E se existe um problema que requer o endurecimento drástico das consequências legais é o da sinistralidade automóvel.
Custa-me a entender como é possível permitir a circulação nas estradas a veículos capazes de atingirem velocidades dignas da Fórmula Um, ao alcance de qualquer cidadão. Sim, porque não me venham com o discurso da liberdade de escolha neste campo específico: os automóveis podem sofrer estrangulamentos baratos no motor que limitem a velocidade que podem atingir. Se não os fazem, não há volta a dar, é por estarem reféns da indústria automóvel. A mesma que pode de forma impune publicitar os seus produtos com claras associações aos carros de corrida, à potência do motor, à virilidade estapafúrdia que cultivam em torno dos seus caixões motorizados e que influencia acima de tudo a camada mais jovem da população.

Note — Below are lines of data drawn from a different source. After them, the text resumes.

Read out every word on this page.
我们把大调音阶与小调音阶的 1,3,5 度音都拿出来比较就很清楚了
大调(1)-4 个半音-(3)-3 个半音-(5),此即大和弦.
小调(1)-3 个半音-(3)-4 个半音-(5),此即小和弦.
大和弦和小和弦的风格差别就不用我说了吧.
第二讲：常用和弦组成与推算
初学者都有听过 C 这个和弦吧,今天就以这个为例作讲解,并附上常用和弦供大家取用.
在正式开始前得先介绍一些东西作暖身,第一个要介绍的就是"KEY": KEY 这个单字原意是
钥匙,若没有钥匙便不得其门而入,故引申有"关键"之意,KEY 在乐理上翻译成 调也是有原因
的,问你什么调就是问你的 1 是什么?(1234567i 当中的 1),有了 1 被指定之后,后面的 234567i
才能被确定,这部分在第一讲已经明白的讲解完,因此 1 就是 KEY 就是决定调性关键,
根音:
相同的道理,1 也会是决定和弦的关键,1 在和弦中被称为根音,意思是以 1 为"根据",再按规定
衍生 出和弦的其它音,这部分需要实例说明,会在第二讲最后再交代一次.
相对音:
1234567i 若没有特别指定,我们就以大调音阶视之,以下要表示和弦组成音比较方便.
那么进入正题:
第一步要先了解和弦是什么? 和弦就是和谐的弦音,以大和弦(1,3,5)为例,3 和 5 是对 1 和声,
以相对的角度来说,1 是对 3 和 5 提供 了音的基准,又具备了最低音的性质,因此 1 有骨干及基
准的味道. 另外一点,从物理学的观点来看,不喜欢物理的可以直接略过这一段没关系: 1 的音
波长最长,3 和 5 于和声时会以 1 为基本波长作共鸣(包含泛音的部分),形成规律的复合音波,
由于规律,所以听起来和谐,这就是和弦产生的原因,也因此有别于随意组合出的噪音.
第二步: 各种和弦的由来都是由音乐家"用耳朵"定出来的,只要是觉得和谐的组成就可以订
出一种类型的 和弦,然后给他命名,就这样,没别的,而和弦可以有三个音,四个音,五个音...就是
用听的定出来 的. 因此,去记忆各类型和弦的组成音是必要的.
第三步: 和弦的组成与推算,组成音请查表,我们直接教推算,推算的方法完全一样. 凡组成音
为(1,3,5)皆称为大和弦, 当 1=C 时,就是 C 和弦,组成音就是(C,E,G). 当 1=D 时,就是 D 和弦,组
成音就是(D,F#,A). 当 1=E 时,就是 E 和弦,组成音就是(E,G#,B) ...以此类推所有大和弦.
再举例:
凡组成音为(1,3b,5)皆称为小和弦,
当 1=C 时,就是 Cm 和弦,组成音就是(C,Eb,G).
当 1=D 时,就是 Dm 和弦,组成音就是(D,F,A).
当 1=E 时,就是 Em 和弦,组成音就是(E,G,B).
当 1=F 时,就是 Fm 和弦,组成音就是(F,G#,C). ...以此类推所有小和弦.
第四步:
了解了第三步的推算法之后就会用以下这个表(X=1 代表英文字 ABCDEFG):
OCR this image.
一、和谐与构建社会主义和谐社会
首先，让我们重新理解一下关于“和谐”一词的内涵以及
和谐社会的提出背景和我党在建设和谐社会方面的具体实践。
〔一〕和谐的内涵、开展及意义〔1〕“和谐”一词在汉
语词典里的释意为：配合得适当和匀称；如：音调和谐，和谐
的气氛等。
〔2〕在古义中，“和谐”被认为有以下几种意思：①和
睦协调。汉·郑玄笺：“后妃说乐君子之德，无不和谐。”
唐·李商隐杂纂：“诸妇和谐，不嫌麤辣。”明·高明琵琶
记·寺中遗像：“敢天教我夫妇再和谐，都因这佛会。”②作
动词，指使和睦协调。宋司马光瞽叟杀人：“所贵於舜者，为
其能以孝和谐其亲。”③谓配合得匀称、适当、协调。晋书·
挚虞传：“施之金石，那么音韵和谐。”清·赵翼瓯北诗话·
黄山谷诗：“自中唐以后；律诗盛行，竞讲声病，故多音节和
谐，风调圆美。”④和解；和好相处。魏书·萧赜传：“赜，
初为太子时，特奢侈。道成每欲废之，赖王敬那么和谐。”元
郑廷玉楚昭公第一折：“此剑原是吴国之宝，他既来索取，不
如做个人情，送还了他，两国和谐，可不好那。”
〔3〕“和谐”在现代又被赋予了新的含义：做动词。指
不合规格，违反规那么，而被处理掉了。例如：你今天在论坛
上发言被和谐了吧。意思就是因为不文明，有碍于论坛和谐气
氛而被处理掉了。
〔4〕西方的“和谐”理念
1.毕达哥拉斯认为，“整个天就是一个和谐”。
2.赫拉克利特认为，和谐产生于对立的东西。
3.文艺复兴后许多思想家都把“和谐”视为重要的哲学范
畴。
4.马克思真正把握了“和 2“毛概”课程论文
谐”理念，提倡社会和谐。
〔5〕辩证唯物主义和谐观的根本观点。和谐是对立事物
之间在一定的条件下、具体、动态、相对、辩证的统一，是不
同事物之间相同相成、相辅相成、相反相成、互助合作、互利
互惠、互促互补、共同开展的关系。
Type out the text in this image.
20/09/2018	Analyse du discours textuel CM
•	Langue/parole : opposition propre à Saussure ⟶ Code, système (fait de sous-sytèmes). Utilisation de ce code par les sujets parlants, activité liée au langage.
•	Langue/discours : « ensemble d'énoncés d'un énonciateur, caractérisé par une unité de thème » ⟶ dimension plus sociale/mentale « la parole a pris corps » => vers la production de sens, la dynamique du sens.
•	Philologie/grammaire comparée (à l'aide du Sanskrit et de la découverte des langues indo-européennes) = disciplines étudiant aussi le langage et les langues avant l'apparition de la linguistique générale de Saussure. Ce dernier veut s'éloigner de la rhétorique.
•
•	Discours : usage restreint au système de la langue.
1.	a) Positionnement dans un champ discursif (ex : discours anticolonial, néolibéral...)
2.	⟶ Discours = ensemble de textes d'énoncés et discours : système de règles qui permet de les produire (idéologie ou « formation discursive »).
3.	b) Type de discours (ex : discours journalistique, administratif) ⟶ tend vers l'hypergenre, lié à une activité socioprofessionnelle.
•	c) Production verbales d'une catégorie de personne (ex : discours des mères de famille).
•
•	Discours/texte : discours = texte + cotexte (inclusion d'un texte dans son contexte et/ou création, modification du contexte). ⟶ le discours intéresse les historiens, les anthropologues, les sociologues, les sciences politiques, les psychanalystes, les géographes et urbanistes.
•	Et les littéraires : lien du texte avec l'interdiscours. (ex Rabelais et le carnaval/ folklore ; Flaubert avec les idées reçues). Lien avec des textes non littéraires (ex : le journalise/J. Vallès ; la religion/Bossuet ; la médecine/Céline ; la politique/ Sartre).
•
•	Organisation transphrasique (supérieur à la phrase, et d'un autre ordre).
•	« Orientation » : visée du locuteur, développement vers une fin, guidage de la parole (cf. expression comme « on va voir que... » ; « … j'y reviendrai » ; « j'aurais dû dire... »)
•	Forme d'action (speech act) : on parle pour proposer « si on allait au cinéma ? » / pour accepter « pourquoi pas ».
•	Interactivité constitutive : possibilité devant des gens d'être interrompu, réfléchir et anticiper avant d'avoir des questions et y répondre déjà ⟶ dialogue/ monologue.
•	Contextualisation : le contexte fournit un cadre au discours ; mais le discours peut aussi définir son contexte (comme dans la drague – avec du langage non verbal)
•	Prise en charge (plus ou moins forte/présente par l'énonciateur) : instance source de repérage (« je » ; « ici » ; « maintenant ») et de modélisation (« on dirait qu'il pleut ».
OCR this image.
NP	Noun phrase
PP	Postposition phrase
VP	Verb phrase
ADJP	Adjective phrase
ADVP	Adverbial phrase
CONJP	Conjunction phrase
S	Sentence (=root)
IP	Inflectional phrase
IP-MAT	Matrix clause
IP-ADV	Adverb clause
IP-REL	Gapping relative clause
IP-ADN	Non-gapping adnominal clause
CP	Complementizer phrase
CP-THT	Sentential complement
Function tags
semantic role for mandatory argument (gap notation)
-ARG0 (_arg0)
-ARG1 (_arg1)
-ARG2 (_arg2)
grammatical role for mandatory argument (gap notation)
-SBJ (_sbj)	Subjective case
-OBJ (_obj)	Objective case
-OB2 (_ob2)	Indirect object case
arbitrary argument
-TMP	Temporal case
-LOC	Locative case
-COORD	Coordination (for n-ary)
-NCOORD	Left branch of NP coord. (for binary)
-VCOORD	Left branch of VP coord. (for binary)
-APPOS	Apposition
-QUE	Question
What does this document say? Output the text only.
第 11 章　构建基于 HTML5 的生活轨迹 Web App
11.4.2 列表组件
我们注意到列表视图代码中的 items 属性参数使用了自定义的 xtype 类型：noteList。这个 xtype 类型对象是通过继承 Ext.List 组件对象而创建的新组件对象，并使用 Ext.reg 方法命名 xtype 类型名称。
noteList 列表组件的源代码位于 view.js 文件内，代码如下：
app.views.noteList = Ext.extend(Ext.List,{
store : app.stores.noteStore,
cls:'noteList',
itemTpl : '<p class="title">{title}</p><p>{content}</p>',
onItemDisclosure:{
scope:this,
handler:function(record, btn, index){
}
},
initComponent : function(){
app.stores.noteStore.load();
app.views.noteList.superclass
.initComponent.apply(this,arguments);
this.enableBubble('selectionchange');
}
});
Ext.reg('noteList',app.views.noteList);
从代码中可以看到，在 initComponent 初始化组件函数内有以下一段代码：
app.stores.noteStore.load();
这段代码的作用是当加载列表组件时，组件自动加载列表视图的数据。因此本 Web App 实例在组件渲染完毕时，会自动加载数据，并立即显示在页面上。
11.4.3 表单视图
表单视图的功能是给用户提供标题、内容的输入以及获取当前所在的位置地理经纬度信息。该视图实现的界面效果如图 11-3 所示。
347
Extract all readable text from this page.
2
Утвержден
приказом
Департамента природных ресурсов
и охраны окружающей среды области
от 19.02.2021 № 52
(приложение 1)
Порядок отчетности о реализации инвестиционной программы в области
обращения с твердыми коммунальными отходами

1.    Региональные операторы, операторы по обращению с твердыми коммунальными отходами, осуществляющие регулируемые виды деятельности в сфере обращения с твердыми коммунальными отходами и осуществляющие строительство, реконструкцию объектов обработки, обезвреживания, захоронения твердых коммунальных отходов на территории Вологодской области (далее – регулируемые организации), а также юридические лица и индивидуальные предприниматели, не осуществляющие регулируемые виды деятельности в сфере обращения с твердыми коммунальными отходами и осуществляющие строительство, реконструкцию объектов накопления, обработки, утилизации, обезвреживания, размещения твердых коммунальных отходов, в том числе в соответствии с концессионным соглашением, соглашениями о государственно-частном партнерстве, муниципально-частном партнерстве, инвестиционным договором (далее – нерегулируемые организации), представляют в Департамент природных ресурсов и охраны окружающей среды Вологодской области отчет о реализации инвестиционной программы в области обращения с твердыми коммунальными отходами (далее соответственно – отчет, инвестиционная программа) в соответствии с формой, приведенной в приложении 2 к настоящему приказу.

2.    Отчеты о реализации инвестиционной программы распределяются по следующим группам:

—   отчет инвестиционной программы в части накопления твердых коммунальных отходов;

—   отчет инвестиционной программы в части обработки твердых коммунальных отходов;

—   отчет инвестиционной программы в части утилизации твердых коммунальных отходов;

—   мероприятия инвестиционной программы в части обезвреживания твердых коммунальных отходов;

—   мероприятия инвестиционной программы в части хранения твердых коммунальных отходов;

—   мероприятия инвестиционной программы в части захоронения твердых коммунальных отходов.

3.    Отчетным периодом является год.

A mim não enganam com a instalação de radares xpto por toda a cidade e nos veículos da Brigada de Trânsito. A sinistralidade automóvel não pode ser confiada ao livre arbítrio dos condutores alcoolizados ou demasiado jovens ou demasiado estúpidos e gágás para entenderem que uma estrada pública não pode ser um circuito de velocidade onde se buscam recordes ou que não se deve circular nas auto-estradas em contramão.
Já não existem paninhos quentes que disfarcem o óbvio.
Enquanto não endurecer a actuação do Estado o problema não acaba.
E isso não passa pelo conveniente aumento das coimas.
Passa pelos tomates com que se legisla para salvar vidas humanas.
Talvez as dos próprios filhos ou jovens familiares de quem deixa andar à espera que o problema se resolva por si.
Talvez a vida dos próprios cobardes que têm a faca afiada na mão para inventar as receitas extraordinárias que lhes disfarçam a inépcia na gestão das contas públicas mas preferem na prática delegar os cortes à precisão dos bisturis.